La juridiction qui siège à Strasbourg a ainsi conclu à la non-violation des dispositions de la Convention européenne des droits de l’homme sur le « droit d’accès à un tribunal » invoquées par les requérants, lesquels soutenaient avoir été empêchés de faire valoir au civil leurs griefs à l’encontre du Vatican. Ces 24 requérants faisaient partie des initiateurs d’une action collective au civil lancée en 2011, après la démission de l’évêque de Bruges Roger Vangheluwe qui avait reconnu des actes pédophiles.

Manquements structurels

Ils voulaient faire constater les manquements structurels de l’Eglise face à la problématique connue d’abus sexuel en son sein. Leur plainte était dirigée contre le Saint-Siège ainsi que contre les plus hauts responsables de l’Église catholique de Belgique. En 2013, le tribunal de première instance de Gand s’était déclaré incompétent pour juger les demandes dirigées à l’encontre du Saint-Siège qui dispose d’une immunité de juridiction. Le Vatican « a des caractéristiques comparables à celles d’un Etat », ont confirmé ce mardi les juges européens.

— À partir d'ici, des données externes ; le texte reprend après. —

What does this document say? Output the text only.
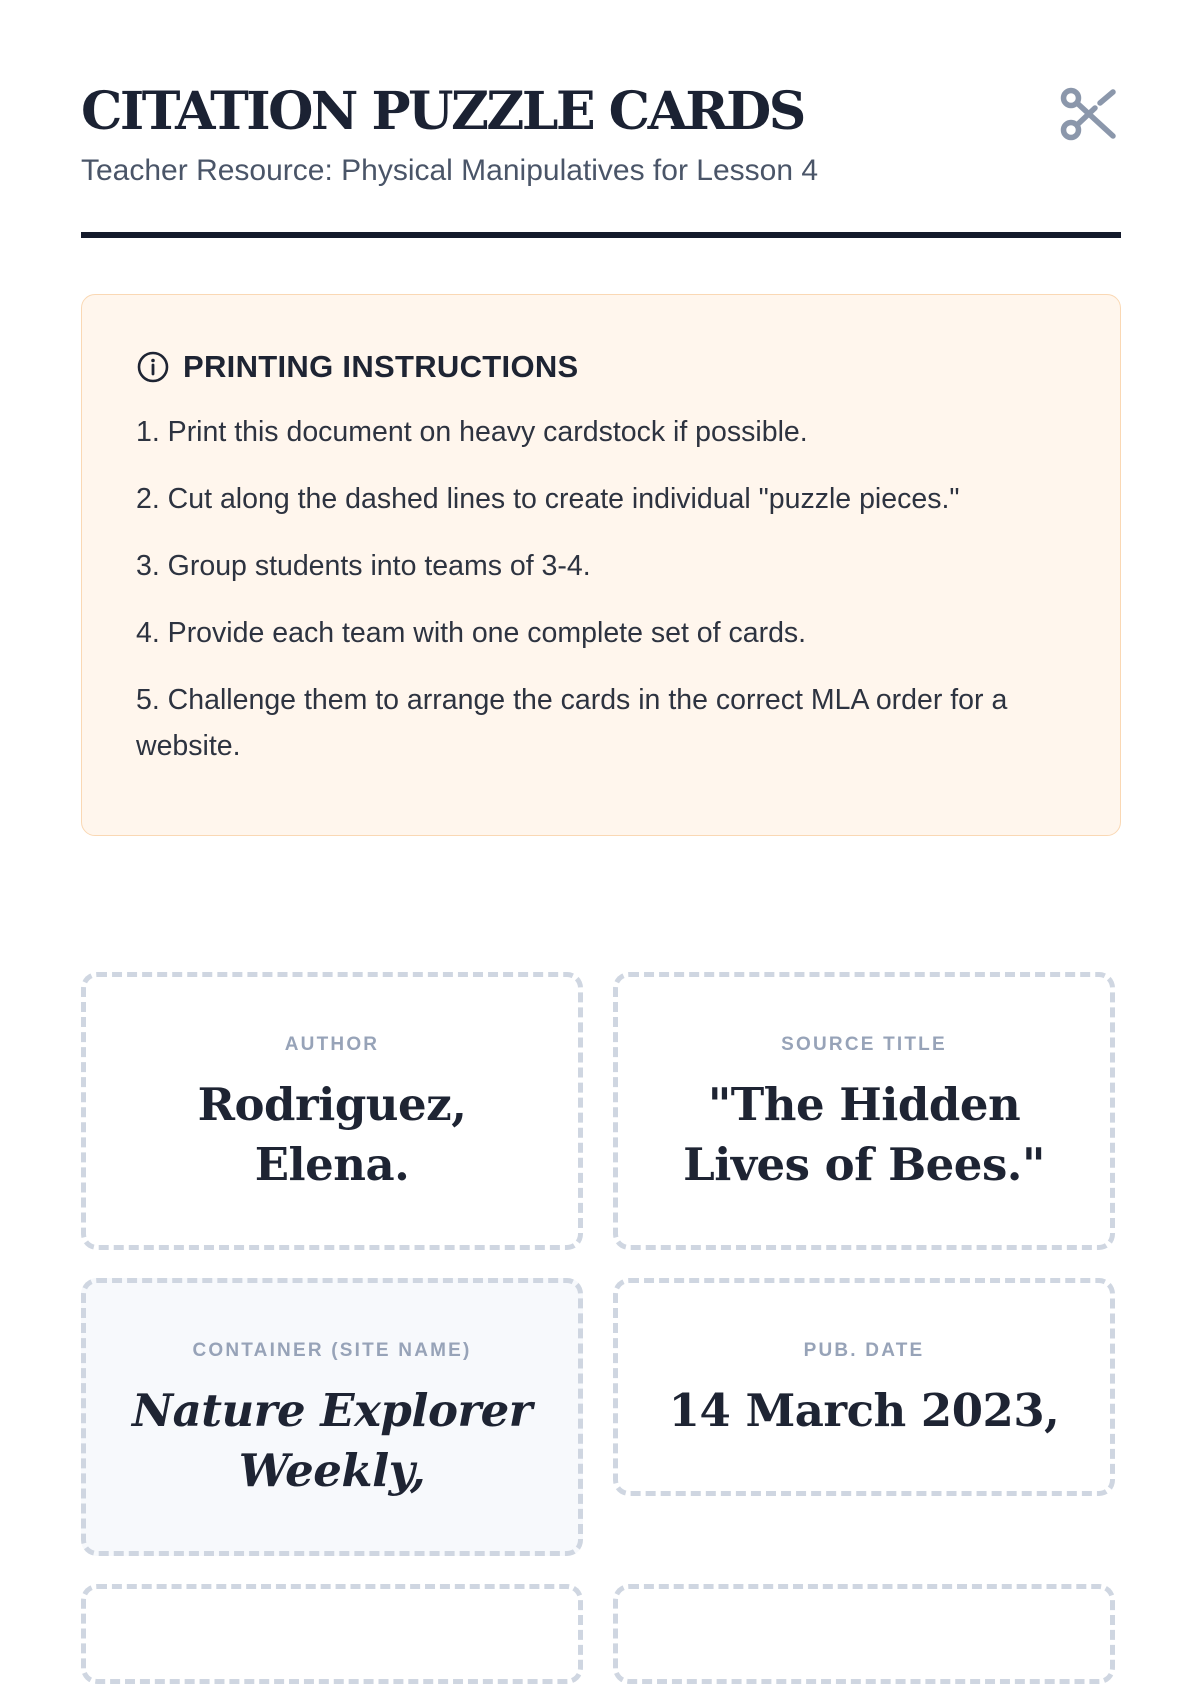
CITATION PUZZLE CARDS
Teacher Resource: Physical Manipulatives for Lesson 4
PRINTING INSTRUCTIONS
1. Print this document on heavy cardstock if possible.
2. Cut along the dashed lines to create individual "puzzle pieces."
3. Group students into teams of 3-4.
4. Provide each team with one complete set of cards.
5. Challenge them to arrange the cards in the correct MLA order for a website.
AUTHOR
Rodriguez, Elena.
SOURCE TITLE
"The Hidden Lives of Bees."
CONTAINER (SITE NAME)
Nature Explorer Weekly,
PUB. DATE
14 March 2023,
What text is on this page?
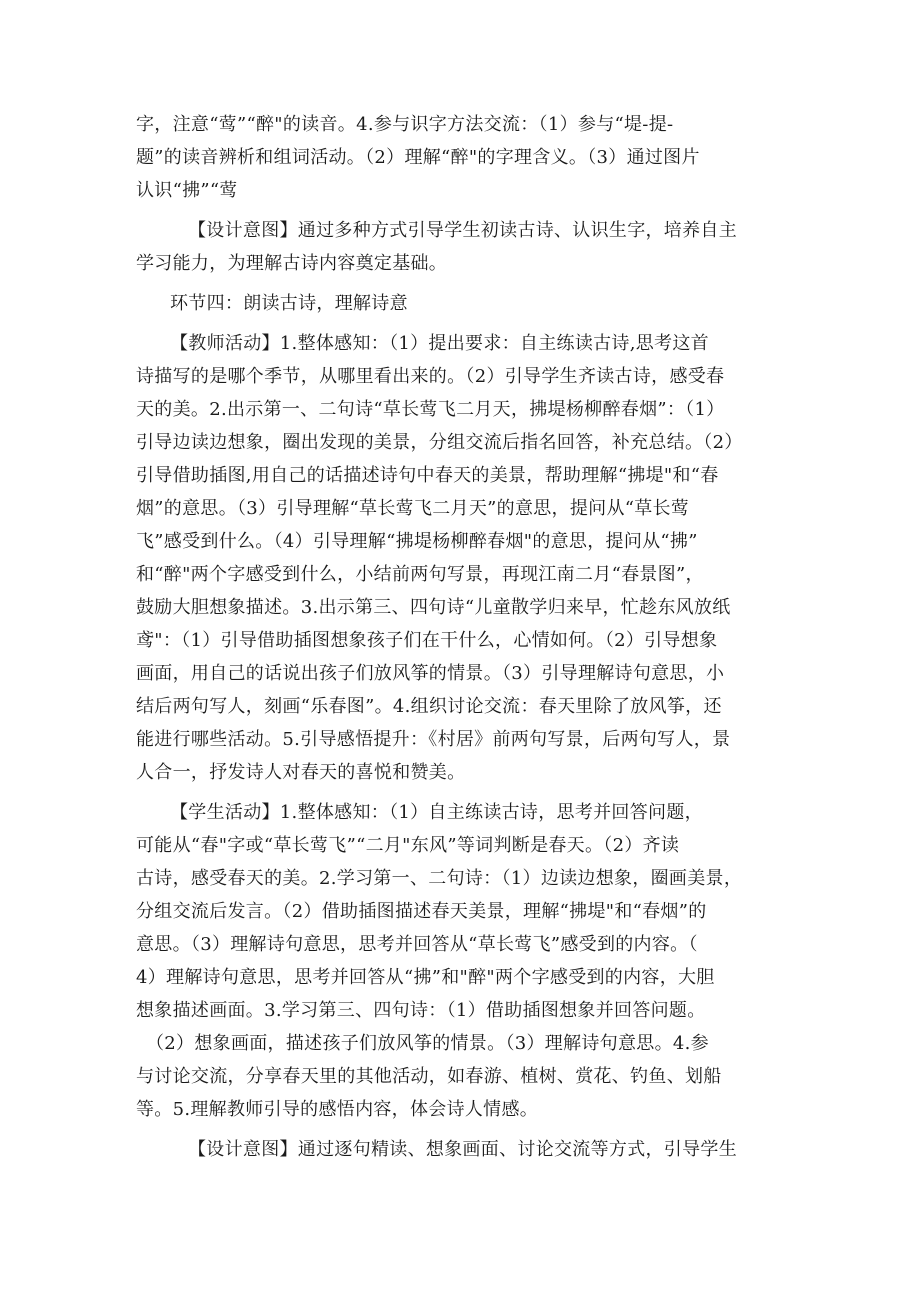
字，注意“莺”“醉"的读音。4.参与识字方法交流：（1）参与“堤-提-
题”的读音辨析和组词活动。（2）理解“醉"的字理含义。（3）通过图片
认识“拂”“莺

【设计意图】通过多种方式引导学生初读古诗、认识生字，培养自主
学习能力，为理解古诗内容奠定基础。

环节四：朗读古诗，理解诗意

【教师活动】1.整体感知：（1）提出要求：自主练读古诗,思考这首
诗描写的是哪个季节，从哪里看出来的。（2）引导学生齐读古诗，感受春
天的美。2.出示第一、二句诗“草长莺飞二月天，拂堤杨柳醉春烟”：（1）
引导边读边想象，圈出发现的美景，分组交流后指名回答，补充总结。（2）
引导借助插图,用自己的话描述诗句中春天的美景，帮助理解“拂堤"和“春
烟”的意思。（3）引导理解“草长莺飞二月天”的意思，提问从“草长莺
飞”感受到什么。（4）引导理解“拂堤杨柳醉春烟"的意思，提问从“拂”
和“醉"两个字感受到什么，小结前两句写景，再现江南二月“春景图”，
鼓励大胆想象描述。3.出示第三、四句诗“儿童散学归来早，忙趁东风放纸
鸢"：（1）引导借助插图想象孩子们在干什么，心情如何。（2）引导想象
画面，用自己的话说出孩子们放风筝的情景。（3）引导理解诗句意思，小
结后两句写人，刻画“乐春图”。4.组织讨论交流：春天里除了放风筝，还
能进行哪些活动。5.引导感悟提升：《村居》前两句写景，后两句写人，景
人合一，抒发诗人对春天的喜悦和赞美。

【学生活动】1.整体感知：（1）自主练读古诗，思考并回答问题，
可能从“春"字或“草长莺飞”“二月"东风”等词判断是春天。（2）齐读
古诗，感受春天的美。2.学习第一、二句诗：（1）边读边想象，圈画美景，
分组交流后发言。（2）借助插图描述春天美景，理解“拂堤"和“春烟”的
意思。（3）理解诗句意思，思考并回答从“草长莺飞”感受到的内容。（
4）理解诗句意思，思考并回答从“拂”和"醉"两个字感受到的内容，大胆
想象描述画面。3.学习第三、四句诗：（1）借助插图想象并回答问题。
（2）想象画面，描述孩子们放风筝的情景。（3）理解诗句意思。4.参
与讨论交流，分享春天里的其他活动，如春游、植树、赏花、钓鱼、划船
等。5.理解教师引导的感悟内容，体会诗人情感。

【设计意图】通过逐句精读、想象画面、讨论交流等方式，引导学生
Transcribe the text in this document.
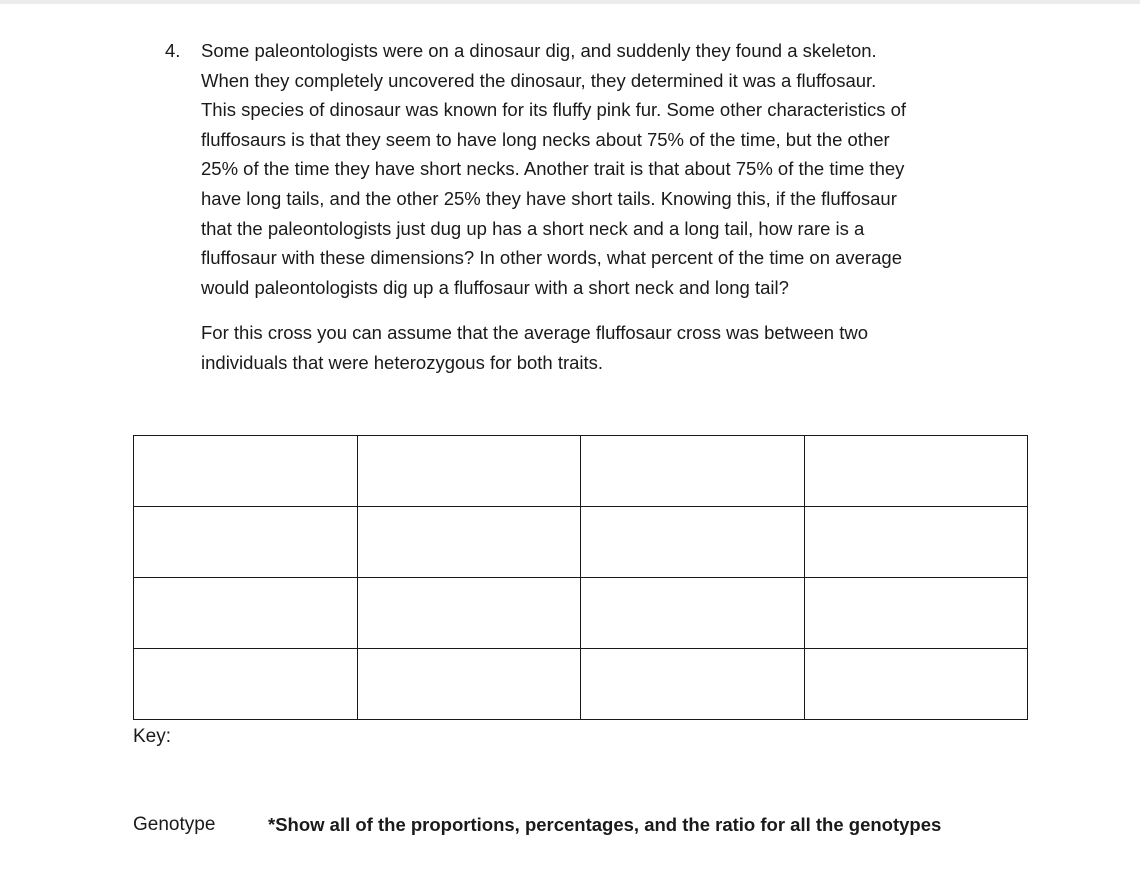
4. Some paleontologists were on a dinosaur dig, and suddenly they found a skeleton.
When they completely uncovered the dinosaur, they determined it was a fluffosaur.
This species of dinosaur was known for its fluffy pink fur. Some other characteristics of
fluffosaurs is that they seem to have long necks about 75% of the time, but the other
25% of the time they have short necks. Another trait is that about 75% of the time they
have long tails, and the other 25% they have short tails. Knowing this, if the fluffosaur
that the paleontologists just dug up has a short neck and a long tail, how rare is a
fluffosaur with these dimensions? In other words, what percent of the time on average
would paleontologists dig up a fluffosaur with a short neck and long tail?
For this cross you can assume that the average fluffosaur cross was between two
individuals that were heterozygous for both traits.

Key:
Genotype	*Show all of the proportions, percentages, and the ratio for all the genotypes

Ils estiment que la justice belge était donc en droit de « déduire de ces caractéristiques que le Saint-Siège était un souverain étranger, avec les mêmes droits et obligations qu’un Etat ». « L’échec total de l’action des requérants résulte en réalité » de mauvais « choix procéduraux » qu’ils « n’ont pas fait évoluer » durant la procédure « pour préciser et individualiser les faits à l’appui de leurs actions », a conclu la Cour.